In Northern California, the Redding Rancheria tribe this year ejected the 76 members of the extended Foreman family from the 295-member Indian group, said Mark Maslin, 46, a Foreman family spokesman. His wife had been a tribal council member and now is among the banished.
The tribal council and the enrollment committee determined that a onetime tribal elder, Lorena Butler, who died in 1995, wasn't the daughter of ancestor Virginia Timmons, amid claims that Timmons never had children, Maslin said.
The Foreman family arranged for tests of Butler's and Timmons' remains in 2003, and two DNA labs showed 99.978 percent and 99.89 percent probabilities of a mother-daughter relationship, Maslin said. Butler didn't have a birth certificate because when she was born in 1916, Indians weren't allowed in any hospitals, Maslin said.

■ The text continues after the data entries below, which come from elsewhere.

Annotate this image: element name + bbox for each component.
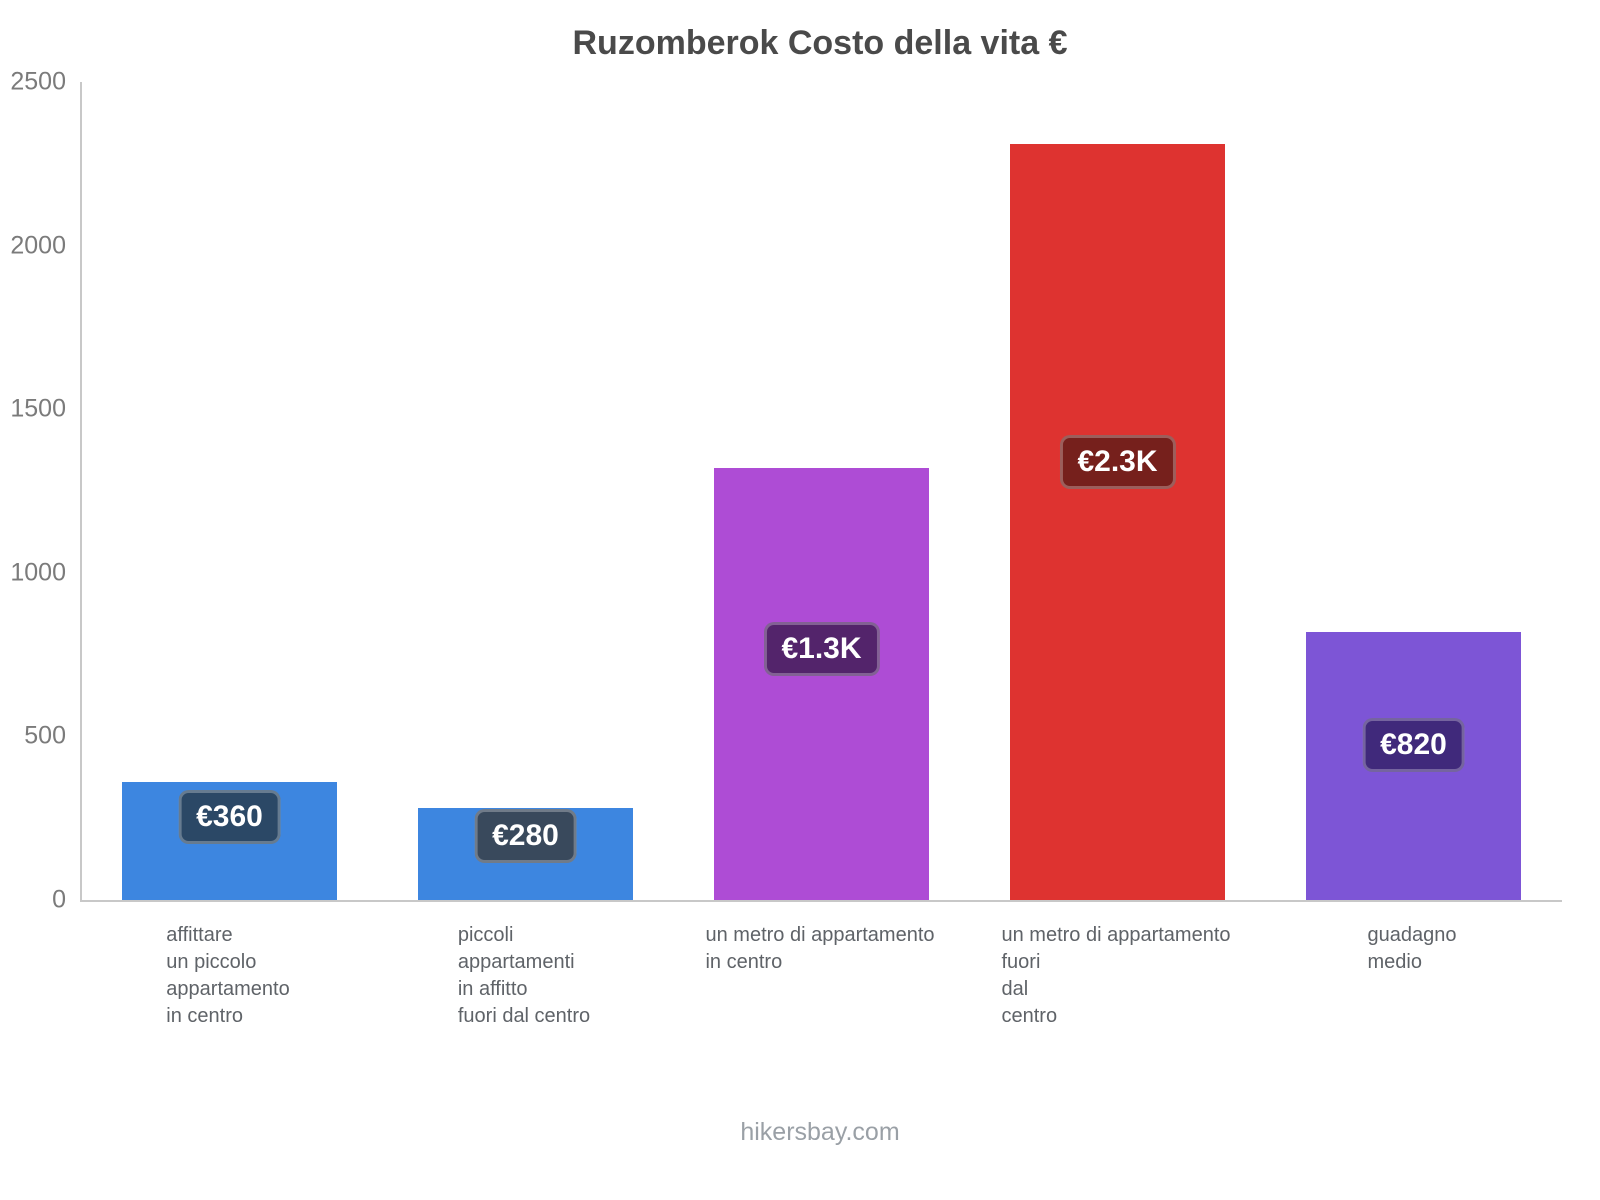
bar-value-badge: €2.3K bbox=[1059, 434, 1176, 489]
x-axis-label: piccoli appartamenti in affitto fuori da… bbox=[457, 924, 591, 1027]
y-axis-tick-label: 1000 bbox=[10, 558, 66, 587]
x-axis-label: un metro di appartamento fuori dal centr… bbox=[1001, 924, 1231, 1027]
bar bbox=[1010, 144, 1225, 900]
x-axis-label: affittare un piccolo appartamento in cen… bbox=[166, 924, 290, 1027]
chart-title: Ruzomberok Costo della vita € bbox=[572, 24, 1068, 62]
bar bbox=[714, 468, 929, 900]
y-axis-tick-label: 1500 bbox=[10, 394, 66, 423]
y-axis-tick-label: 500 bbox=[24, 721, 66, 750]
y-axis bbox=[80, 82, 82, 902]
bar-value-badge: €360 bbox=[178, 790, 281, 845]
watermark: hikersbay.com bbox=[740, 1118, 900, 1146]
bar-value-badge: €280 bbox=[474, 808, 577, 863]
bar-value-badge: €820 bbox=[1362, 717, 1465, 772]
x-axis-label: un metro di appartamento in centro bbox=[705, 924, 935, 973]
y-axis-tick-label: 2500 bbox=[10, 67, 66, 96]
x-axis-label: guadagno medio bbox=[1367, 924, 1457, 973]
y-axis-tick-label: 2000 bbox=[10, 231, 66, 260]
x-axis bbox=[80, 900, 1562, 902]
bar-value-badge: €1.3K bbox=[763, 622, 880, 677]
y-axis-tick-label: 0 bbox=[52, 885, 66, 914]
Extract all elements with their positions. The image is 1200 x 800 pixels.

But the tribal council wanted a birth certificate, and one member later remarked about the DNA tests, "It's not 100 percent. ... It's still a possibility" that maternity didn't exist, according to Maslin, whose wife, Carla Foreman Maslin, is Butler's granddaughter.
Family appeals ruling
Timmons' Indian heritage was undisputed because she was one of 17 original recipients of reservation land in 1958, when homes didn't have plumbing, Maslin said. Lorena Butler re-established the tribe's government in 1987 and was elected treasurer; her son became tribal chairman and served on the tribal council until 2003, Maslin said.
With the ejection of the Foreman family, the per capita payouts to remaining tribal members from casino profits has risen to $5,000 a month from $3,000, Maslin said.
A California trial judge declined to hear the Foreman case against the tribe, saying the court lacked jurisdiction, and the family has appealed to the state Supreme Court. Maslin has formed a group of disenrolled Indians called Civil Rights for American Indians, and he and Wass want Congress to review the disenrollments.
"After you get over the shock, it just sent them all into a deep, deep depression," Maslin said of his wife and her relatives. "It's somebody saying you are not who you are."